英GlaxoSmithKline社は、このほど、同社の子宮頸癌予防ワクチン「Cervarix」を接種した若い女性は、子宮頸癌発症の最大の原因とされるヒトパピローマウイルス(HPV)の16型と18型に対する免疫応答が20年以上持続することが期待できる可能性が示されたと発表した。この結果は3つの統計モデルによる解析で明らかになったもので、フランスのニースで開催されたEuropean Research Organisation on Genital Infection and Neoplasia (EUROGIN)学会の年次総会で発表された。

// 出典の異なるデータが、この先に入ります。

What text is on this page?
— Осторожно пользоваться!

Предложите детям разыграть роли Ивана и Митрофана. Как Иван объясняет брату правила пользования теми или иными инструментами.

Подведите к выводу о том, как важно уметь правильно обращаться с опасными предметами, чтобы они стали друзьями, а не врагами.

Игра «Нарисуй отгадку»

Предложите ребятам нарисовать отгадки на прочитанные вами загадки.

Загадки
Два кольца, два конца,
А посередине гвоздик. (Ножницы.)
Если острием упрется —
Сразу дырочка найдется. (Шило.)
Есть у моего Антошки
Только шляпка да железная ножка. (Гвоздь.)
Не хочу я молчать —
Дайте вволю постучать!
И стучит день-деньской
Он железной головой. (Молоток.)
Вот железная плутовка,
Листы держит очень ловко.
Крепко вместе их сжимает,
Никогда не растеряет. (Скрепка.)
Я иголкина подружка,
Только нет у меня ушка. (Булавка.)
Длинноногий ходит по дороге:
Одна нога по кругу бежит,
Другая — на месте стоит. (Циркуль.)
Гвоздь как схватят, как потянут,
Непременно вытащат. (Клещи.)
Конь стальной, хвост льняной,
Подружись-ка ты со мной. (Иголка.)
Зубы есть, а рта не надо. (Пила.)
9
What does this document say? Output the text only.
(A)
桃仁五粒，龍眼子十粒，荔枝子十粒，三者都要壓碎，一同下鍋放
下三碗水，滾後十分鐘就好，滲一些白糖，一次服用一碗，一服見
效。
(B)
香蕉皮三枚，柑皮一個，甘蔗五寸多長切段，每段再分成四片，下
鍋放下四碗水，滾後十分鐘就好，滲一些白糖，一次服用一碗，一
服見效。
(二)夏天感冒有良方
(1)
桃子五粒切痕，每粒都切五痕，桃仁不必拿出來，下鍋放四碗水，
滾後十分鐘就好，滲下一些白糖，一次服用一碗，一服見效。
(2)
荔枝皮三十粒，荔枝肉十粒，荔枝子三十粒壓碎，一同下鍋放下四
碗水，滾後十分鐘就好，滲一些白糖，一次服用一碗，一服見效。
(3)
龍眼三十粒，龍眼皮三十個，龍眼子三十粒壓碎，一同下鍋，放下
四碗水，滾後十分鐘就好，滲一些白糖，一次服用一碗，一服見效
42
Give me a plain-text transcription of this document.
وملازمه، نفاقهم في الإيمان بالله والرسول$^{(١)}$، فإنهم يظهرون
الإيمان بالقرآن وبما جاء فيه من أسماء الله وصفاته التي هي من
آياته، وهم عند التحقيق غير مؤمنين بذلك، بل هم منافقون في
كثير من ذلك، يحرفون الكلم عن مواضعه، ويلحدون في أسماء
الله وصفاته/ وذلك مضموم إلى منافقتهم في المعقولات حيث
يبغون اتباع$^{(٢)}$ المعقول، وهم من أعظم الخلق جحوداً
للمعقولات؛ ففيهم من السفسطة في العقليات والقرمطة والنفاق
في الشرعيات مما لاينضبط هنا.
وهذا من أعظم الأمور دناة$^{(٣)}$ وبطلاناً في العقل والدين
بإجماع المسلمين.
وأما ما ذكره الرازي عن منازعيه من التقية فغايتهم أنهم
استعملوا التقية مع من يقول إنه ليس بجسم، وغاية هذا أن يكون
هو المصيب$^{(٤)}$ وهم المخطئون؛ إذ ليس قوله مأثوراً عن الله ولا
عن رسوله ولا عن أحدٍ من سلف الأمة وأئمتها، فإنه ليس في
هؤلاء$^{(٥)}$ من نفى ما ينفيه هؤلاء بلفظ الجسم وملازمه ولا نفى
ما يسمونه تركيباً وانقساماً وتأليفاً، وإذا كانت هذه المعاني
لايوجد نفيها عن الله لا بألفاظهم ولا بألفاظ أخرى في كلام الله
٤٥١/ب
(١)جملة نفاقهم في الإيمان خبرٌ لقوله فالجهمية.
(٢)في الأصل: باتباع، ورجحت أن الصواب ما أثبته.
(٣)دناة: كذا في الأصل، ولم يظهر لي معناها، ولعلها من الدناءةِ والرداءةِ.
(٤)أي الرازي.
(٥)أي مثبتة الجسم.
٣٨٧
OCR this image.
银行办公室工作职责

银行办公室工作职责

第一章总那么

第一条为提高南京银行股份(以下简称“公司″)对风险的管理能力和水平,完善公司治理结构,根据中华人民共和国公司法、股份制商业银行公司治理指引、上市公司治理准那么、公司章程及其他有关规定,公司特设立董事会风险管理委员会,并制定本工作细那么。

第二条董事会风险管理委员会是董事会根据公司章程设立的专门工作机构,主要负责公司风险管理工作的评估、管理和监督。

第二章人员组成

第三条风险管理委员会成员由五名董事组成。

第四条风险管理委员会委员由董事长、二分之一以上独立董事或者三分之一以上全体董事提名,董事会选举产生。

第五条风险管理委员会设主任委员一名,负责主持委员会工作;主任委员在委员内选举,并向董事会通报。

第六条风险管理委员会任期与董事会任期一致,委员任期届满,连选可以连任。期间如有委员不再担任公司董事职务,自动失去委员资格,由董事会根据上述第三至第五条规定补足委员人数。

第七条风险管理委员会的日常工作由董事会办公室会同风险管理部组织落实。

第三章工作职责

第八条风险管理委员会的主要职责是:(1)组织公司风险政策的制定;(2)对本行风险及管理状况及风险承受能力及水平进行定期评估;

 実施した3つの統計モデルは、べき乗則モデル、修正したべき乗則モデル、区分モデルというもので、頑健で再現可能な方法として、HPV16型と18型に対する抗体価の長期持続性の予測が可能だという。いずれのモデルでもCervarix の接種により誘導されたHPV16型と18型に対する抗体価が20年以上にわたり自然感染による値を有意に上回ることを示したという。

 今回の研究で使用された統計モデルには、6.4年間にわたる進行中のフェーズ2試験データが利用されている。この試験データによるとCervarixは、発癌性HPVである16型と18型により起こる前癌病変に対して6.4年にわたり100%の予防効果を示し、高い抗体価を維持した。また、Cervarixが発癌性HPV16型と18型の自然感染に対する免疫応答よりも大幅に高い抗体価の維持を6.4年にわたり誘導することも示している。

 また、EUROGINでは、3万人近くの10〜72歳の女性が参加した11のフェーズ2とフェーズ3試験の統合解析のデータが発表され、Cervarixの良好な忍容性プロファイルも確認された。